Non mi nascondo, ovviamente, i limiti e i vincoli dell’iniziativa.
Innanzitutto, “Coppula Tisa” non aspira a eliminare tutto il brutto che c’è, ma solo ad attuare alcune iniziative dimostrative ad alto contenuto simbolico (distruggere per ricostruire, non è forse il ciclo della vita?), che destino quanti dormono o sonnecchiano (sia nel pubblico che nel privato). Gli interrogativi non sono pochi. Una volta esaurito lo slancio iniziale, che contrassegna queste iniziative, saremo capaci di “gestire” le fasi successive di inevitabile riflusso? Per quanto tempo bisognerà raccogliere fondi per acquisire i “mostri” da eliminare? Che cosa fare dei luoghi ripuliti? E così via.
A queste (e ad altre) domande, “Coppula Tisa” è chiamata a rispondere e lo farà nella misura in cui ne sarà capace. L’importante è che l’iniziativa contribuisca a smuovere le coscienze. I vincoli e i limiti non sono pochi, ma riusciranno ad impedire che le intenzioni si tramutino in azioni? Io credo di no, e lo credo perché è nei limiti e nella “stranezza” di “Coppula Tisa” che sono racchiusi la forza e il valore simbolico dell’iniziativa.
«Credo, quia absurdum», direbbe Ezra Pound. «Credo, perché assurdo», ma quante volte l’assurdo è diventato realtà? Edoardo col suo modo di fare e di dire apparentemente scanzonato pone interrogativi seri: «La Bellezza salverà il mondo come ricerca d’armonia e d’amore» (Dostoevskij)? Per quanto mi riguarda, non so rispondere. Ma se la Bellezza, da sola, non riuscirà a salvare il mondo, “sento” che potrà parteciparvi enormemente.

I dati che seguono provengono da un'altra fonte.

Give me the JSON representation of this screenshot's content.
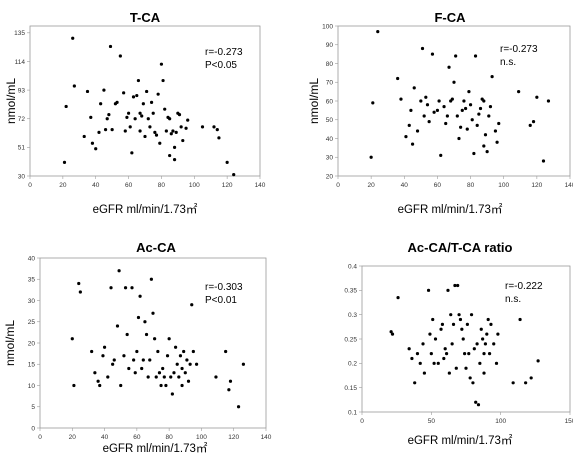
{
  "chart_data": [
    {
      "type": "scatter",
      "title": "T-CA",
      "xlabel": "eGFR ml/min/1.73㎡",
      "ylabel": "nmol/mL",
      "xlim": [
        0,
        140
      ],
      "ylim": [
        30,
        140
      ],
      "xticks": [
        "0",
        "20",
        "40",
        "60",
        "80",
        "100",
        "120",
        "140"
      ],
      "yticks": [
        "30",
        "51",
        "72",
        "93",
        "114",
        "135"
      ],
      "annotations": [
        "r=-0.273",
        "P<0.05"
      ],
      "grid": false,
      "points": [
        [
          21,
          40
        ],
        [
          22,
          81
        ],
        [
          26,
          131
        ],
        [
          27,
          96
        ],
        [
          33,
          59
        ],
        [
          35,
          92
        ],
        [
          37,
          73
        ],
        [
          38,
          54
        ],
        [
          40,
          50
        ],
        [
          42,
          62
        ],
        [
          43,
          83
        ],
        [
          45,
          93
        ],
        [
          46,
          64
        ],
        [
          47,
          72
        ],
        [
          48,
          75
        ],
        [
          49,
          125
        ],
        [
          50,
          64
        ],
        [
          52,
          83
        ],
        [
          53,
          84
        ],
        [
          55,
          118
        ],
        [
          57,
          91
        ],
        [
          58,
          63
        ],
        [
          59,
          73
        ],
        [
          60,
          76
        ],
        [
          61,
          66
        ],
        [
          62,
          47
        ],
        [
          63,
          88
        ],
        [
          64,
          72
        ],
        [
          65,
          89
        ],
        [
          66,
          100
        ],
        [
          67,
          63
        ],
        [
          67,
          76
        ],
        [
          68,
          74
        ],
        [
          69,
          83
        ],
        [
          70,
          59
        ],
        [
          71,
          92
        ],
        [
          72,
          72
        ],
        [
          73,
          66
        ],
        [
          74,
          84
        ],
        [
          75,
          76
        ],
        [
          76,
          62
        ],
        [
          77,
          60
        ],
        [
          78,
          90
        ],
        [
          79,
          54
        ],
        [
          80,
          112
        ],
        [
          81,
          100
        ],
        [
          82,
          79
        ],
        [
          83,
          63
        ],
        [
          84,
          73
        ],
        [
          85,
          72
        ],
        [
          85,
          45
        ],
        [
          86,
          61
        ],
        [
          87,
          63
        ],
        [
          88,
          51
        ],
        [
          88,
          42
        ],
        [
          89,
          62
        ],
        [
          90,
          76
        ],
        [
          91,
          75
        ],
        [
          92,
          66
        ],
        [
          93,
          56
        ],
        [
          95,
          65
        ],
        [
          96,
          71
        ],
        [
          105,
          66
        ],
        [
          112,
          66
        ],
        [
          114,
          64
        ],
        [
          115,
          58
        ],
        [
          120,
          40
        ],
        [
          124,
          31
        ]
      ]
    },
    {
      "type": "scatter",
      "title": "F-CA",
      "xlabel": "eGFR ml/min/1.73㎡",
      "ylabel": "nmol/mL",
      "xlim": [
        0,
        140
      ],
      "ylim": [
        20,
        100
      ],
      "xticks": [
        "0",
        "20",
        "40",
        "60",
        "80",
        "100",
        "120",
        "140"
      ],
      "yticks": [
        "20",
        "30",
        "40",
        "50",
        "60",
        "70",
        "80",
        "90",
        "100"
      ],
      "annotations": [
        "r=-0.273",
        "n.s."
      ],
      "grid": false,
      "points": [
        [
          20,
          30
        ],
        [
          21,
          59
        ],
        [
          24,
          97
        ],
        [
          36,
          72
        ],
        [
          38,
          61
        ],
        [
          41,
          41
        ],
        [
          43,
          47
        ],
        [
          44,
          55
        ],
        [
          45,
          37
        ],
        [
          46,
          67
        ],
        [
          48,
          44
        ],
        [
          50,
          60
        ],
        [
          51,
          88
        ],
        [
          52,
          52
        ],
        [
          53,
          62
        ],
        [
          54,
          58
        ],
        [
          55,
          49
        ],
        [
          57,
          85
        ],
        [
          58,
          54
        ],
        [
          60,
          55
        ],
        [
          61,
          60
        ],
        [
          62,
          31
        ],
        [
          64,
          57
        ],
        [
          65,
          48
        ],
        [
          66,
          52
        ],
        [
          67,
          78
        ],
        [
          68,
          60
        ],
        [
          69,
          61
        ],
        [
          70,
          70
        ],
        [
          71,
          84
        ],
        [
          72,
          52
        ],
        [
          73,
          40
        ],
        [
          74,
          46
        ],
        [
          75,
          55
        ],
        [
          76,
          60
        ],
        [
          77,
          56
        ],
        [
          78,
          45
        ],
        [
          79,
          65
        ],
        [
          80,
          58
        ],
        [
          81,
          50
        ],
        [
          82,
          32
        ],
        [
          83,
          84
        ],
        [
          84,
          47
        ],
        [
          85,
          53
        ],
        [
          86,
          56
        ],
        [
          87,
          61
        ],
        [
          88,
          36
        ],
        [
          88,
          60
        ],
        [
          89,
          42
        ],
        [
          90,
          33
        ],
        [
          91,
          52
        ],
        [
          92,
          57
        ],
        [
          93,
          73
        ],
        [
          95,
          44
        ],
        [
          96,
          38
        ],
        [
          97,
          48
        ],
        [
          109,
          65
        ],
        [
          116,
          47
        ],
        [
          118,
          49
        ],
        [
          120,
          62
        ],
        [
          124,
          28
        ],
        [
          127,
          60
        ]
      ]
    },
    {
      "type": "scatter",
      "title": "Ac-CA",
      "xlabel": "eGFR ml/min/1.73㎡",
      "ylabel": "nmol/mL",
      "xlim": [
        0,
        140
      ],
      "ylim": [
        0,
        40
      ],
      "xticks": [
        "0",
        "20",
        "40",
        "60",
        "80",
        "100",
        "120",
        "140"
      ],
      "yticks": [
        "0",
        "5",
        "10",
        "15",
        "20",
        "25",
        "30",
        "35",
        "40"
      ],
      "annotations": [
        "r=-0.303",
        "P<0.01"
      ],
      "grid": false,
      "points": [
        [
          20,
          21
        ],
        [
          21,
          10
        ],
        [
          24,
          34
        ],
        [
          25,
          32
        ],
        [
          32,
          18
        ],
        [
          34,
          13
        ],
        [
          36,
          11
        ],
        [
          37,
          10
        ],
        [
          39,
          17
        ],
        [
          40,
          19
        ],
        [
          42,
          12
        ],
        [
          44,
          33
        ],
        [
          45,
          15
        ],
        [
          46,
          16
        ],
        [
          48,
          24
        ],
        [
          49,
          37
        ],
        [
          50,
          10
        ],
        [
          52,
          17
        ],
        [
          53,
          33
        ],
        [
          54,
          22
        ],
        [
          55,
          14
        ],
        [
          57,
          33
        ],
        [
          58,
          16
        ],
        [
          59,
          13
        ],
        [
          60,
          18
        ],
        [
          61,
          26
        ],
        [
          62,
          31
        ],
        [
          63,
          14
        ],
        [
          64,
          16
        ],
        [
          65,
          25
        ],
        [
          66,
          22
        ],
        [
          67,
          12
        ],
        [
          68,
          16
        ],
        [
          69,
          35
        ],
        [
          70,
          27
        ],
        [
          71,
          21
        ],
        [
          72,
          12
        ],
        [
          73,
          18
        ],
        [
          74,
          13
        ],
        [
          75,
          10
        ],
        [
          76,
          14
        ],
        [
          77,
          12
        ],
        [
          78,
          10
        ],
        [
          79,
          17
        ],
        [
          80,
          21
        ],
        [
          81,
          12
        ],
        [
          82,
          8
        ],
        [
          83,
          13
        ],
        [
          84,
          19
        ],
        [
          85,
          15
        ],
        [
          86,
          12
        ],
        [
          87,
          17
        ],
        [
          88,
          14
        ],
        [
          88,
          10
        ],
        [
          89,
          18
        ],
        [
          90,
          13
        ],
        [
          91,
          16
        ],
        [
          92,
          11
        ],
        [
          93,
          15
        ],
        [
          94,
          29
        ],
        [
          95,
          18
        ],
        [
          97,
          15
        ],
        [
          109,
          12
        ],
        [
          115,
          18
        ],
        [
          117,
          9
        ],
        [
          118,
          11
        ],
        [
          123,
          5
        ],
        [
          126,
          15
        ]
      ]
    },
    {
      "type": "scatter",
      "title": "Ac-CA/T-CA ratio",
      "xlabel": "eGFR ml/min/1.73㎡",
      "ylabel": "",
      "xlim": [
        0,
        150
      ],
      "ylim": [
        0.1,
        0.4
      ],
      "xticks": [
        "0",
        "50",
        "100",
        "150"
      ],
      "yticks": [
        "0.1",
        "0.15",
        "0.2",
        "0.25",
        "0.3",
        "0.35",
        "0.4"
      ],
      "annotations": [
        "r=-0.222",
        "n.s."
      ],
      "grid": false,
      "points": [
        [
          21,
          0.265
        ],
        [
          22,
          0.26
        ],
        [
          26,
          0.335
        ],
        [
          34,
          0.23
        ],
        [
          36,
          0.21
        ],
        [
          38,
          0.16
        ],
        [
          40,
          0.22
        ],
        [
          42,
          0.2
        ],
        [
          44,
          0.24
        ],
        [
          45,
          0.18
        ],
        [
          48,
          0.35
        ],
        [
          49,
          0.26
        ],
        [
          50,
          0.22
        ],
        [
          51,
          0.29
        ],
        [
          52,
          0.2
        ],
        [
          53,
          0.25
        ],
        [
          55,
          0.2
        ],
        [
          57,
          0.27
        ],
        [
          58,
          0.28
        ],
        [
          59,
          0.21
        ],
        [
          60,
          0.23
        ],
        [
          61,
          0.22
        ],
        [
          62,
          0.35
        ],
        [
          63,
          0.18
        ],
        [
          64,
          0.3
        ],
        [
          65,
          0.24
        ],
        [
          66,
          0.28
        ],
        [
          67,
          0.36
        ],
        [
          68,
          0.19
        ],
        [
          69,
          0.36
        ],
        [
          70,
          0.3
        ],
        [
          71,
          0.29
        ],
        [
          72,
          0.27
        ],
        [
          73,
          0.25
        ],
        [
          74,
          0.22
        ],
        [
          75,
          0.19
        ],
        [
          76,
          0.28
        ],
        [
          77,
          0.22
        ],
        [
          78,
          0.17
        ],
        [
          79,
          0.3
        ],
        [
          80,
          0.16
        ],
        [
          81,
          0.23
        ],
        [
          82,
          0.12
        ],
        [
          83,
          0.24
        ],
        [
          84,
          0.115
        ],
        [
          85,
          0.2
        ],
        [
          86,
          0.27
        ],
        [
          87,
          0.25
        ],
        [
          88,
          0.22
        ],
        [
          88,
          0.18
        ],
        [
          89,
          0.24
        ],
        [
          90,
          0.26
        ],
        [
          91,
          0.29
        ],
        [
          92,
          0.22
        ],
        [
          93,
          0.28
        ],
        [
          95,
          0.24
        ],
        [
          97,
          0.2
        ],
        [
          98,
          0.26
        ],
        [
          109,
          0.16
        ],
        [
          114,
          0.29
        ],
        [
          118,
          0.16
        ],
        [
          122,
          0.17
        ],
        [
          127,
          0.205
        ]
      ]
    }
  ]
}
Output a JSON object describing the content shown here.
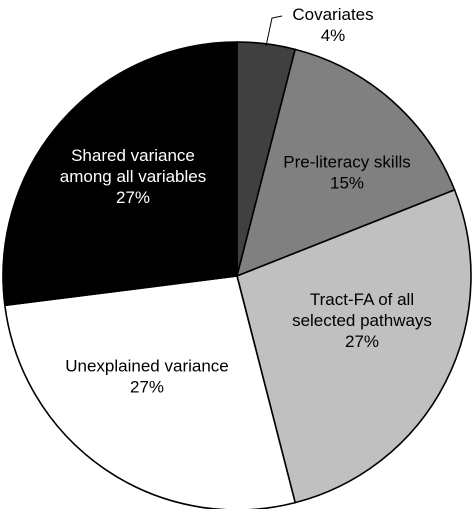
{
  "chart_data": {
    "type": "pie",
    "start_angle_deg": 0,
    "direction": "clockwise",
    "slices": [
      {
        "label": [
          "Covariates",
          "4%"
        ],
        "value": 4,
        "color": "#404040",
        "text_color": "#000000",
        "label_position": "outside"
      },
      {
        "label": [
          "Pre-literacy skills",
          "15%"
        ],
        "value": 15,
        "color": "#808080",
        "text_color": "#000000",
        "label_position": "inside"
      },
      {
        "label": [
          "Tract-FA of all",
          "selected pathways",
          "27%"
        ],
        "value": 27,
        "color": "#c0c0c0",
        "text_color": "#000000",
        "label_position": "inside"
      },
      {
        "label": [
          "Unexplained variance",
          "27%"
        ],
        "value": 27,
        "color": "#ffffff",
        "text_color": "#000000",
        "label_position": "inside"
      },
      {
        "label": [
          "Shared variance",
          "among all variables",
          "27%"
        ],
        "value": 27,
        "color": "#000000",
        "text_color": "#ffffff",
        "label_position": "inside"
      }
    ]
  }
}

Da uomo “pratico”, sono d’accordo con Winspeare quando dice che è «complicato indagare e accertare cos’è bello e cosa invece è brutto, e particolarmente temerario approfondire la differenza fra bello e brutto, tema che infatti implicherebbe dispendiose riflessioni…». Non voglio rubare il mestiere a filosofi, teologi o intellettuali, vorrei però, non sapendo definire in positivo i tratti della Bellezza, proporre quanto è “Non-Bellezza”, attraverso una frase pronunziata da Lenin: «E’ l’ora in cui non è più possibile sentire la musica, perché la musica fa venire desiderio di accarezzare la testa ai bambini, mentre è venuto il momento di tagliargliela». Dal suo punto di vista Lenin aveva indubbiamente ragione. Tra il bello e il bene esiste un legame misterioso, inafferrabile, ma indistruttibile. Ed è per questo che evidentemente soprattutto i regimi totalitari ci hanno regalato le architetture più orrende della storia.

Con “Coppula Tisa” vogliamo fare il contrario di Lenin. Vogliamo continuare a “sentire la musica” e a non aver paura del desiderio di “accarezzare la testa ai bambini”.
Si tratta, per dirla con Edoardo, di «lottare contro la volgarità dilagante e il contemporaneo cinismo per recuperare l’Incanto perduto», per riscoprire la Bellezza, non solo la Bellezza circoscritta dai canoni accademici o relegata nell’atmosfera irreale dei musei, ma la Bellezza sparsa, come un polline, nei petali della vita, nei gesti, negli sguardi e nelle parole, nei volti, negli oggetti, nelle case, nelle strade, nel trascorrere incessante della vita quotidiana. Una bellezza incarnata. Una Bellezza dalla quale potrà nascere un nuovo umanesimo per illuminare le nostre tenebre.